While supporting tourism is strategic for generating regional income, many of these activities are restricted. We can’t simply copy the model from beer, wine, and coffee and paste it into cannabis. Today, tastings, lounges, and tours are limited by local and statewide legislation. One of the most important acts we can take to open up our industry as we’ve seen in other craft agricultural sectors is to educate our community on the benefits and advocate to our officials to redesign the rules in a way that allows for safe and strategic experiences for cannabis tourists.
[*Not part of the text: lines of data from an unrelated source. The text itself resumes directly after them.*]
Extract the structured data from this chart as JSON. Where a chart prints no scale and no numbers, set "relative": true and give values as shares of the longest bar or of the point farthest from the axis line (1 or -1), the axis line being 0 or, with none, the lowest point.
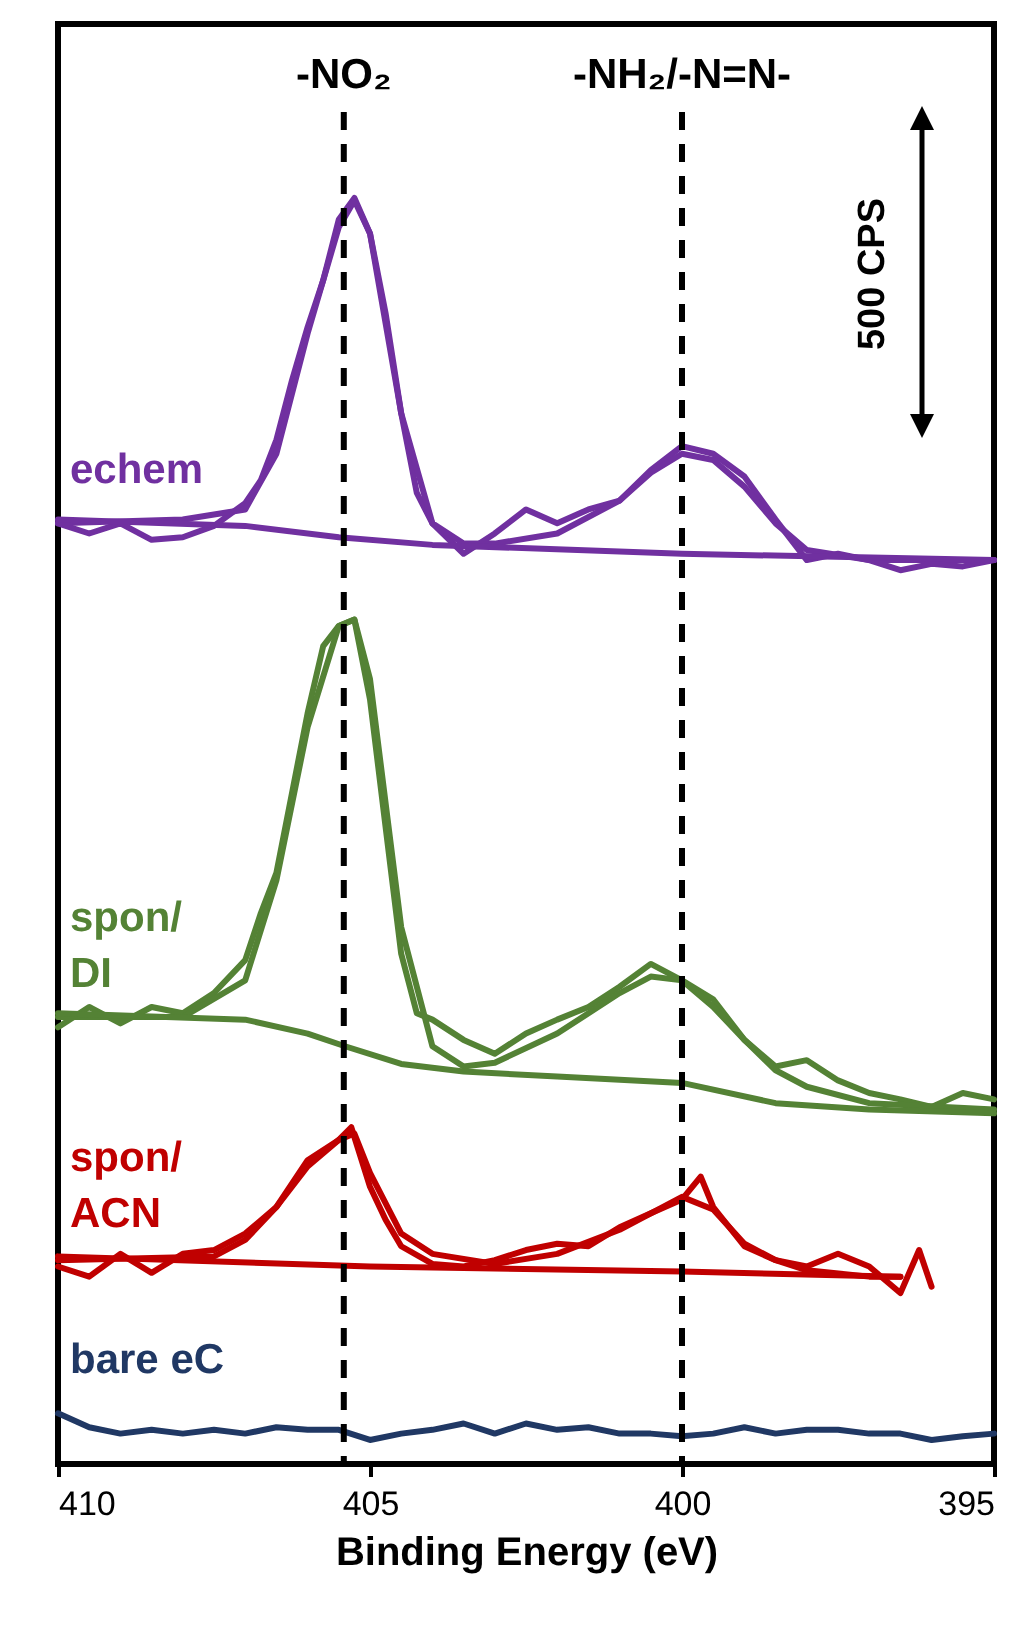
{
  "chart_data": {
    "type": "line",
    "relative": true,
    "xlabel": "Binding Energy (eV)",
    "xlim": [
      410,
      395
    ],
    "xticks": [
      410,
      405,
      400,
      395
    ],
    "grid": false,
    "line_style": "solid",
    "ref_lines": [
      {
        "axis": "x",
        "value": 405.42,
        "label": "-NO₂",
        "line_style": "dashed",
        "color": "#000000"
      },
      {
        "axis": "x",
        "value": 400,
        "label": "-NH₂/-N=N-",
        "line_style": "dashed",
        "color": "#000000"
      }
    ],
    "annotations": [
      "500 CPS"
    ],
    "series": [
      {
        "name": "echem",
        "color": "#7030a0",
        "x": [
          410,
          409.5,
          409,
          408.5,
          408,
          407.5,
          407,
          406.75,
          406.5,
          406.25,
          406,
          405.75,
          405.5,
          405.25,
          405,
          404.75,
          404.5,
          404.25,
          404,
          403.5,
          403,
          402.5,
          402,
          401.5,
          401,
          400.5,
          400,
          399.5,
          399,
          398.5,
          398,
          397.5,
          397,
          396.5,
          396,
          395.5,
          395
        ],
        "values": [
          0.743,
          0.735,
          0.743,
          0.73,
          0.732,
          0.741,
          0.759,
          0.777,
          0.809,
          0.856,
          0.898,
          0.935,
          0.983,
          1,
          0.972,
          0.909,
          0.83,
          0.767,
          0.743,
          0.719,
          0.735,
          0.754,
          0.743,
          0.754,
          0.761,
          0.785,
          0.804,
          0.798,
          0.78,
          0.746,
          0.714,
          0.719,
          0.714,
          0.706,
          0.711,
          0.709,
          0.714
        ]
      },
      {
        "type": "line",
        "color": "#7030a0",
        "x": [
          410,
          408,
          407,
          406.5,
          406,
          405.5,
          405.25,
          405,
          404.5,
          404,
          403.5,
          403,
          402,
          401,
          400.5,
          400,
          399.5,
          399,
          398.5,
          398,
          397,
          395
        ],
        "values": [
          0.743,
          0.746,
          0.754,
          0.798,
          0.893,
          0.977,
          0.998,
          0.972,
          0.83,
          0.743,
          0.727,
          0.727,
          0.735,
          0.761,
          0.783,
          0.798,
          0.793,
          0.772,
          0.743,
          0.722,
          0.714,
          0.714
        ]
      },
      {
        "type": "line",
        "color": "#7030a0",
        "x": [
          410,
          407,
          405.5,
          404,
          400,
          395
        ],
        "values": [
          0.746,
          0.741,
          0.732,
          0.726,
          0.719,
          0.714
        ]
      },
      {
        "name": "spon/DI",
        "color": "#548235",
        "x": [
          410,
          409.5,
          409,
          408.5,
          408,
          407.5,
          407,
          406.75,
          406.5,
          406.25,
          406,
          405.75,
          405.5,
          405.25,
          405,
          404.75,
          404.5,
          404.25,
          404,
          403.5,
          403,
          402.5,
          402,
          401.5,
          401,
          400.5,
          400,
          399.5,
          399,
          398.5,
          398,
          397.5,
          397,
          396.5,
          396,
          395.5,
          395
        ],
        "values": [
          0.345,
          0.361,
          0.348,
          0.361,
          0.356,
          0.372,
          0.398,
          0.435,
          0.467,
          0.53,
          0.593,
          0.646,
          0.662,
          0.667,
          0.604,
          0.503,
          0.403,
          0.356,
          0.351,
          0.335,
          0.324,
          0.34,
          0.351,
          0.361,
          0.377,
          0.395,
          0.382,
          0.367,
          0.335,
          0.314,
          0.319,
          0.303,
          0.293,
          0.288,
          0.282,
          0.293,
          0.288
        ]
      },
      {
        "type": "line",
        "color": "#548235",
        "x": [
          410,
          408,
          407,
          406.5,
          406,
          405.5,
          405.25,
          405,
          404.5,
          404,
          403.5,
          403,
          402,
          401,
          400.5,
          400,
          399.5,
          399,
          398.5,
          398,
          397,
          395
        ],
        "values": [
          0.353,
          0.353,
          0.382,
          0.461,
          0.582,
          0.662,
          0.667,
          0.62,
          0.424,
          0.33,
          0.314,
          0.317,
          0.34,
          0.372,
          0.385,
          0.382,
          0.361,
          0.335,
          0.311,
          0.298,
          0.285,
          0.28
        ]
      },
      {
        "type": "line",
        "color": "#548235",
        "x": [
          410,
          407,
          406,
          405.4,
          404.5,
          403.5,
          402,
          400,
          398.5,
          397,
          395
        ],
        "values": [
          0.356,
          0.351,
          0.34,
          0.33,
          0.316,
          0.31,
          0.306,
          0.301,
          0.285,
          0.28,
          0.277
        ]
      },
      {
        "name": "spon/ACN",
        "color": "#c00000",
        "x": [
          410,
          409.5,
          409,
          408.5,
          408,
          407.5,
          407,
          406.5,
          406,
          405.5,
          405.3,
          405,
          404.75,
          404.5,
          404,
          403.5,
          403,
          402.5,
          402,
          401.5,
          401,
          400.5,
          400,
          399.7,
          399.5,
          399,
          398.5,
          398,
          397.5,
          397,
          396.5,
          396.2,
          396
        ],
        "values": [
          0.156,
          0.148,
          0.166,
          0.151,
          0.166,
          0.169,
          0.182,
          0.203,
          0.24,
          0.256,
          0.266,
          0.219,
          0.193,
          0.172,
          0.158,
          0.156,
          0.161,
          0.169,
          0.174,
          0.172,
          0.187,
          0.198,
          0.209,
          0.227,
          0.203,
          0.172,
          0.161,
          0.156,
          0.166,
          0.156,
          0.135,
          0.169,
          0.14
        ]
      },
      {
        "type": "line",
        "color": "#c00000",
        "x": [
          410,
          407.5,
          407,
          406.5,
          406,
          405.5,
          405.25,
          405,
          404.5,
          404,
          403,
          402,
          401,
          400.5,
          400,
          399.5,
          399,
          398.5,
          398,
          397,
          396.5
        ],
        "values": [
          0.161,
          0.164,
          0.177,
          0.203,
          0.235,
          0.256,
          0.261,
          0.23,
          0.182,
          0.166,
          0.158,
          0.166,
          0.185,
          0.198,
          0.211,
          0.201,
          0.174,
          0.161,
          0.153,
          0.148,
          0.148
        ]
      },
      {
        "type": "line",
        "color": "#c00000",
        "x": [
          410,
          405,
          400,
          396.5
        ],
        "values": [
          0.164,
          0.156,
          0.152,
          0.148
        ]
      },
      {
        "name": "bare eC",
        "color": "#203864",
        "x": [
          410,
          409.5,
          409,
          408.5,
          408,
          407.5,
          407,
          406.5,
          406,
          405.5,
          405,
          404.5,
          404,
          403.5,
          403,
          402.5,
          402,
          401.5,
          401,
          400.5,
          400,
          399.5,
          399,
          398.5,
          398,
          397.5,
          397,
          396.5,
          396,
          395.5,
          395
        ],
        "values": [
          0.04,
          0.029,
          0.024,
          0.027,
          0.024,
          0.027,
          0.024,
          0.029,
          0.027,
          0.027,
          0.019,
          0.024,
          0.027,
          0.032,
          0.024,
          0.032,
          0.027,
          0.029,
          0.024,
          0.024,
          0.022,
          0.024,
          0.029,
          0.024,
          0.027,
          0.027,
          0.024,
          0.024,
          0.019,
          0.022,
          0.024
        ]
      }
    ]
  }
}
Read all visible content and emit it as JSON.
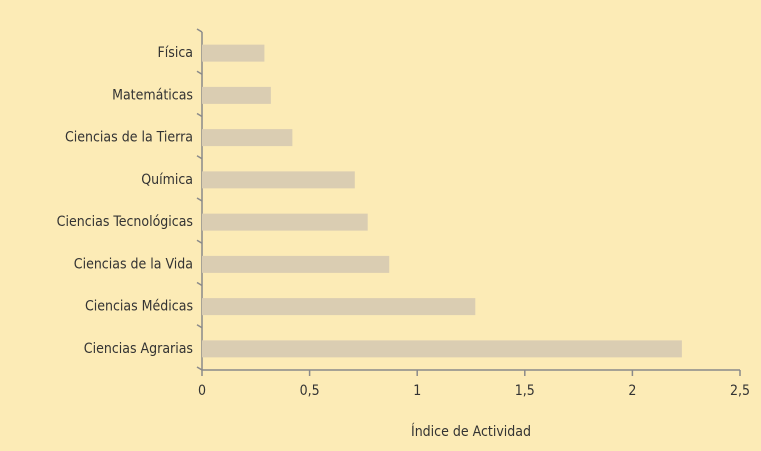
{
  "chart_data": {
    "type": "bar",
    "orientation": "horizontal",
    "x_label": "Índice de Actividad",
    "categories": [
      "Física",
      "Matemáticas",
      "Ciencias de la Tierra",
      "Química",
      "Ciencias Tecnológicas",
      "Ciencias de la Vida",
      "Ciencias Médicas",
      "Ciencias Agrarias"
    ],
    "values": [
      0.29,
      0.32,
      0.42,
      0.71,
      0.77,
      0.87,
      1.27,
      2.23
    ],
    "color": "#dacdb2",
    "xlim": [
      0,
      2.5
    ],
    "xticks": [
      0,
      {
        "value": 0.5,
        "label": "0,5"
      },
      1,
      {
        "value": 1.5,
        "label": "1,5"
      },
      2,
      {
        "value": 2.5,
        "label": "2,5"
      }
    ]
  }
}
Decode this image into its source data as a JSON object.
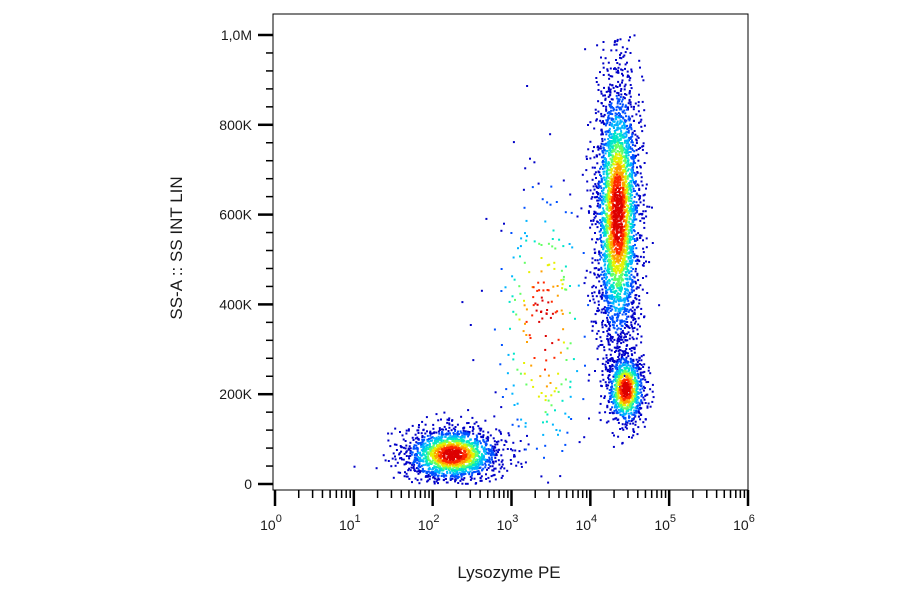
{
  "chart_data": {
    "type": "scatter",
    "title": "",
    "xlabel": "Lysozyme PE",
    "ylabel": "SS-A :: SS INT LIN",
    "x_scale": "log",
    "xlim": [
      1,
      1000000
    ],
    "ylim": [
      0,
      1000000
    ],
    "x_tick_labels": [
      {
        "base": "10",
        "exp": "0",
        "value": 1
      },
      {
        "base": "10",
        "exp": "1",
        "value": 10
      },
      {
        "base": "10",
        "exp": "2",
        "value": 100
      },
      {
        "base": "10",
        "exp": "3",
        "value": 1000
      },
      {
        "base": "10",
        "exp": "4",
        "value": 10000
      },
      {
        "base": "10",
        "exp": "5",
        "value": 100000
      },
      {
        "base": "10",
        "exp": "6",
        "value": 1000000
      }
    ],
    "y_ticks": [
      {
        "label": "0",
        "value": 0
      },
      {
        "label": "200K",
        "value": 200000
      },
      {
        "label": "400K",
        "value": 400000
      },
      {
        "label": "600K",
        "value": 600000
      },
      {
        "label": "800K",
        "value": 800000
      },
      {
        "label": "1,0M",
        "value": 1000000
      }
    ],
    "grid": false,
    "legend": "none",
    "density_colormap": [
      "#0000c8",
      "#0050ff",
      "#00b4ff",
      "#00e6c8",
      "#64ff64",
      "#e6f000",
      "#ffa000",
      "#ff2800",
      "#dc0000"
    ],
    "populations": [
      {
        "x_log10_center": 2.25,
        "y_center": 65000,
        "x_log10_sd": 0.3,
        "y_sd": 30000,
        "relative_count": 1800
      },
      {
        "x_log10_center": 4.35,
        "y_center": 600000,
        "x_log10_sd": 0.14,
        "y_sd": 150000,
        "relative_count": 3200
      },
      {
        "x_log10_center": 4.45,
        "y_center": 210000,
        "x_log10_sd": 0.12,
        "y_sd": 40000,
        "relative_count": 900
      },
      {
        "x_log10_center": 3.4,
        "y_center": 350000,
        "x_log10_sd": 0.35,
        "y_sd": 180000,
        "relative_count": 250
      }
    ]
  }
}
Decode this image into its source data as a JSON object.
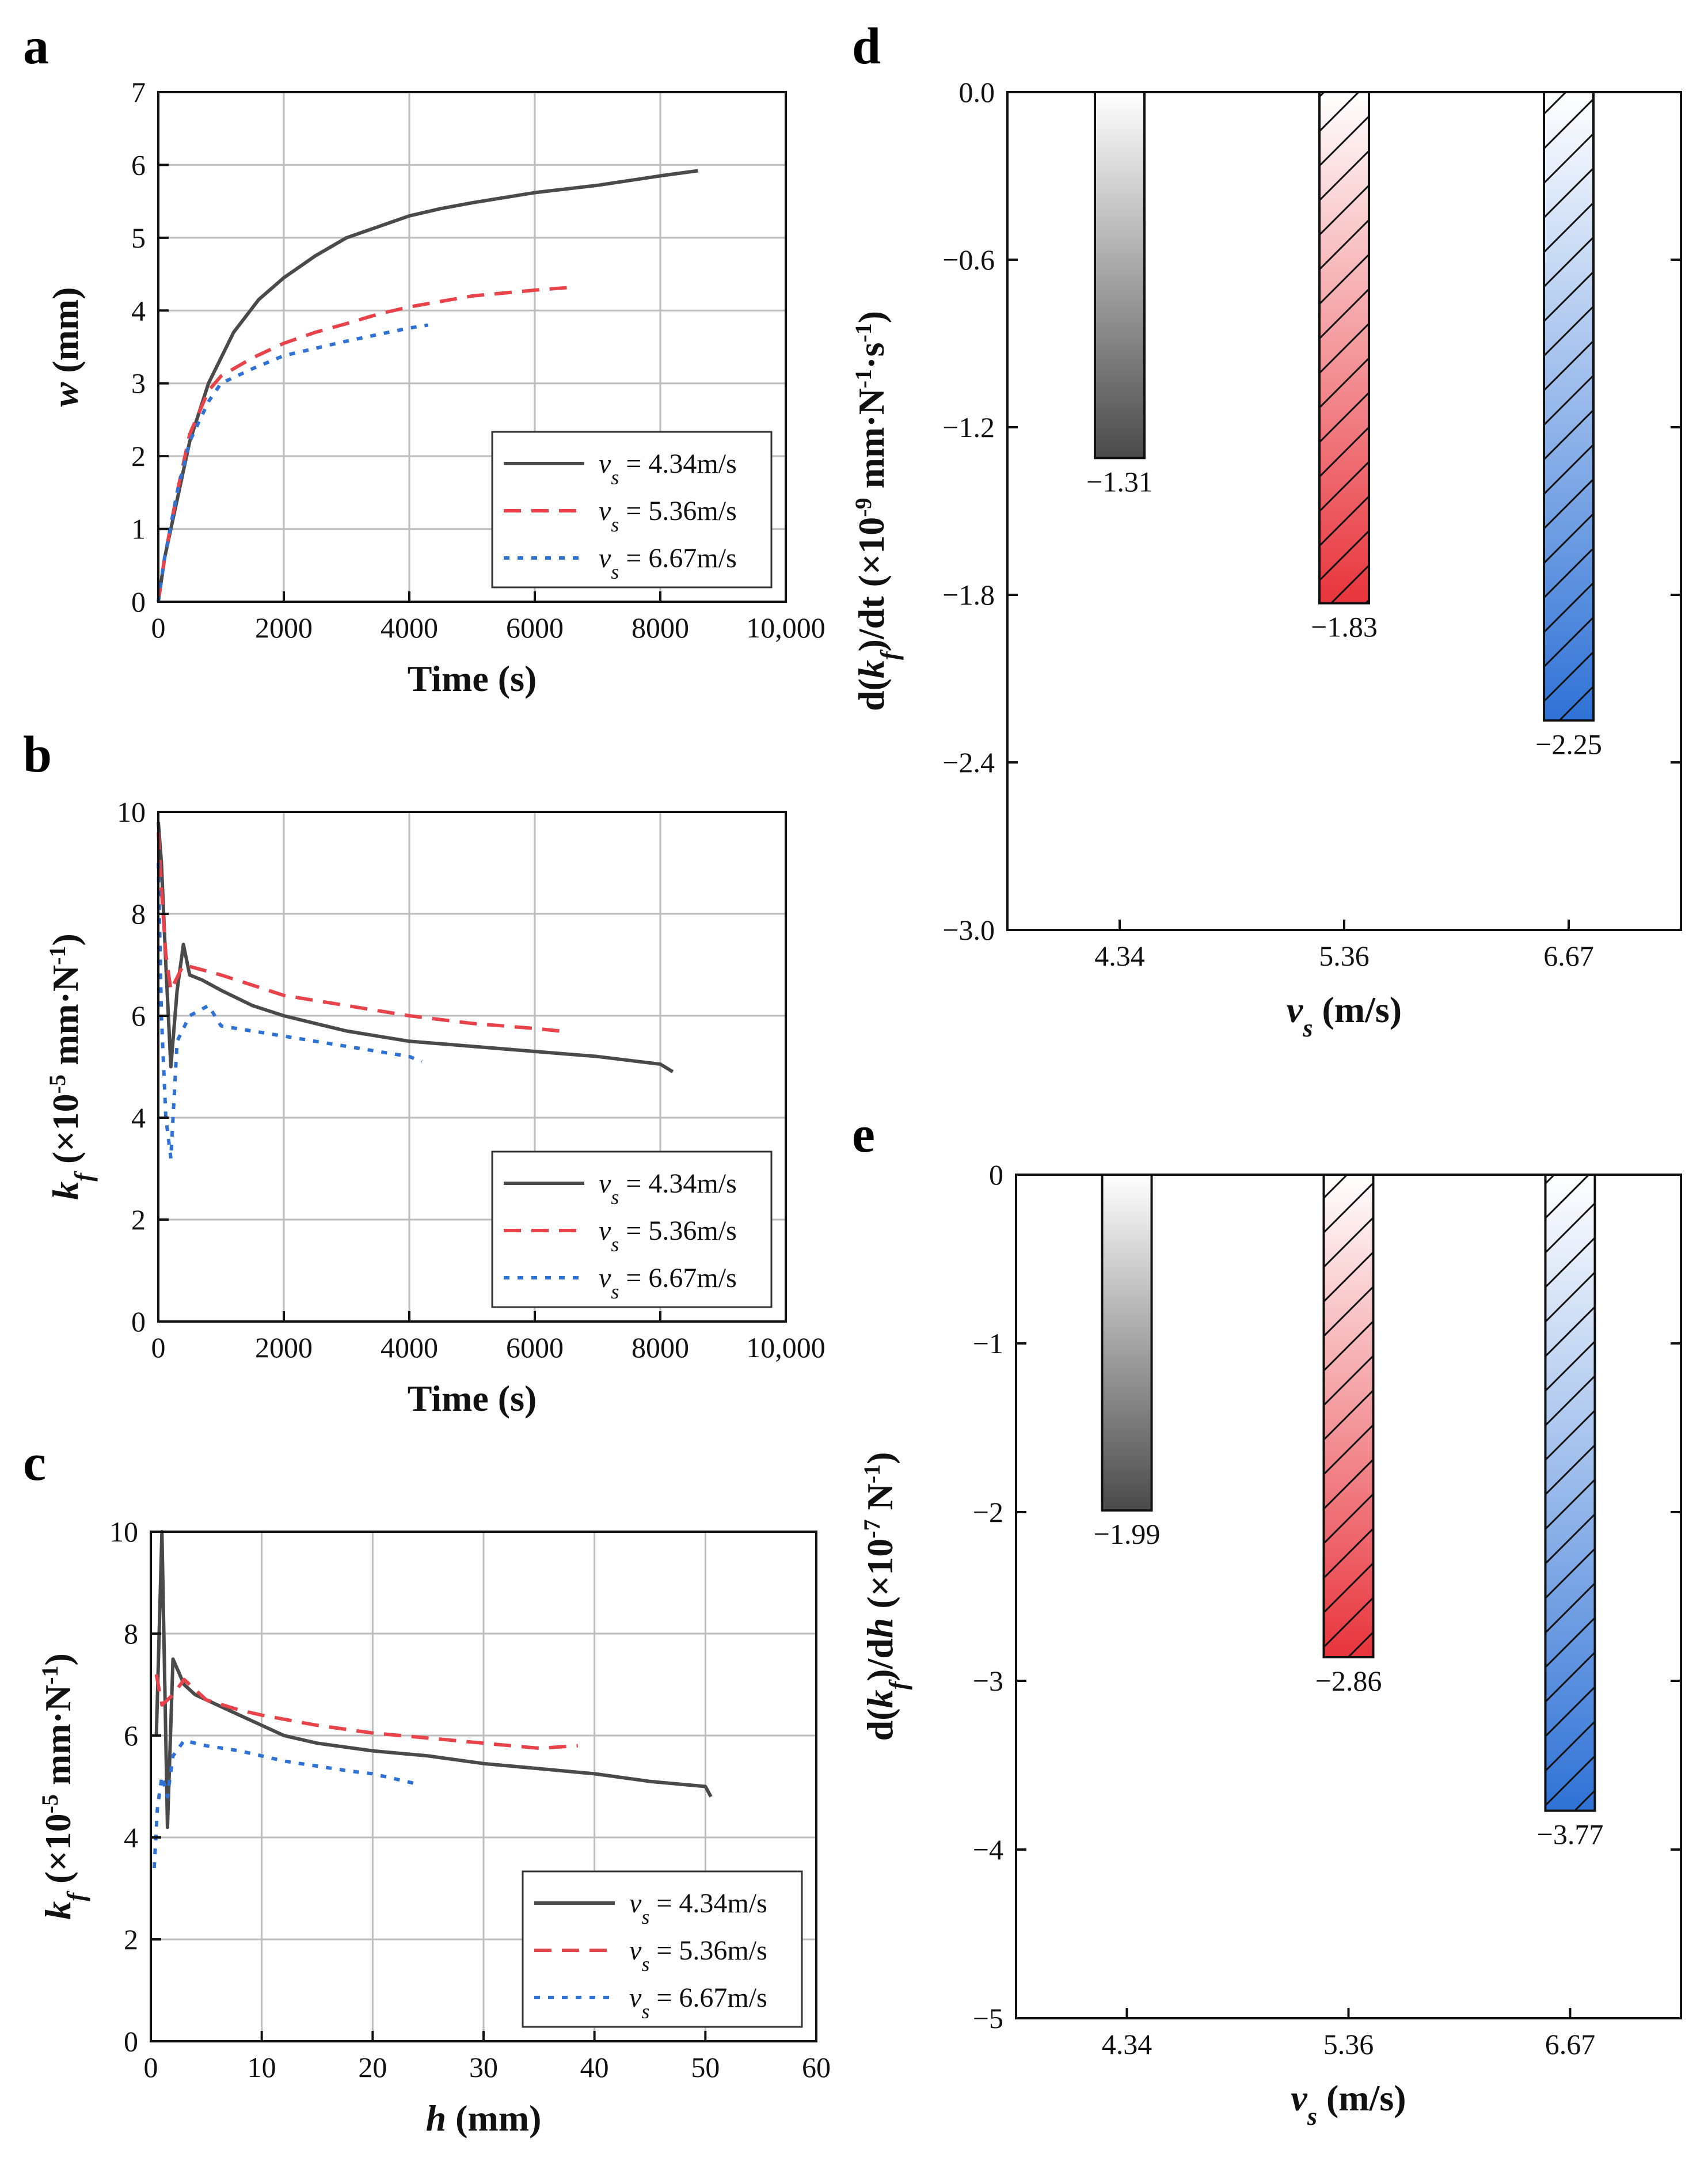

Make education an experience
Beer, wine, and coffee drinkers tend to be incredibly knowledgeable about the products they consume. For them, it’s a point of pride and part of their personal brand. To obtain this knowledge and experience, new craft beer drinkers seek out flights, paying a higher price per pour for the opportunity to taste a wide variety of a brewery’s selections. Vineyards have relied on this model for decades, oftentimes opening up one, two or even more tasting rooms in strategic locations, bringing the experience of learning from the farm to downtown tourist hubs like Carmel. With a connoisseur demographic like you see in beer, wine, and coffee, your craft cannabis audience will commit to learning the nuance of cultivation, effect, and purpose if the opportunity to do so is provided.
There are some straightforward ways cannabis brands can make education experiential for their customers. First, consider product bundles that allow consumers to sample your products, learning which is their favorite. If you pair your bundled product with printed content or packaging that educates them on the difference between each offering, you’ll help them determine the patterns behind what cannabis suits them best. Additionally, consider your communications channels like Instagram and email as an opportunity to educate customers on how best to enjoy your cannabis, they know how to get the most out of their experience.
Overall, from industry collaboration to individual brands innovating their products, there are many opportunities for craft cannabis to learn from craft beer, wine, and coffee. While it can be extremely challenging to operate and grow an agricultural business, branding, tourism, and education are all pathways to introduce more customer loyalty and income stability. These opportunities can also help us expand the cannabis market to folx who are canna-curious but don’t know where to start. As we sit here in the first steps of our industry’s journey, it’s easy to be discouraged by the current state of the market. At Hive Mendocino, we’re inspired by the many untapped opportunities that exist for the craft cannabis market to fluorish. It may take time, but if we collaborate together, we can make a thriving craft cannabis industry a reality.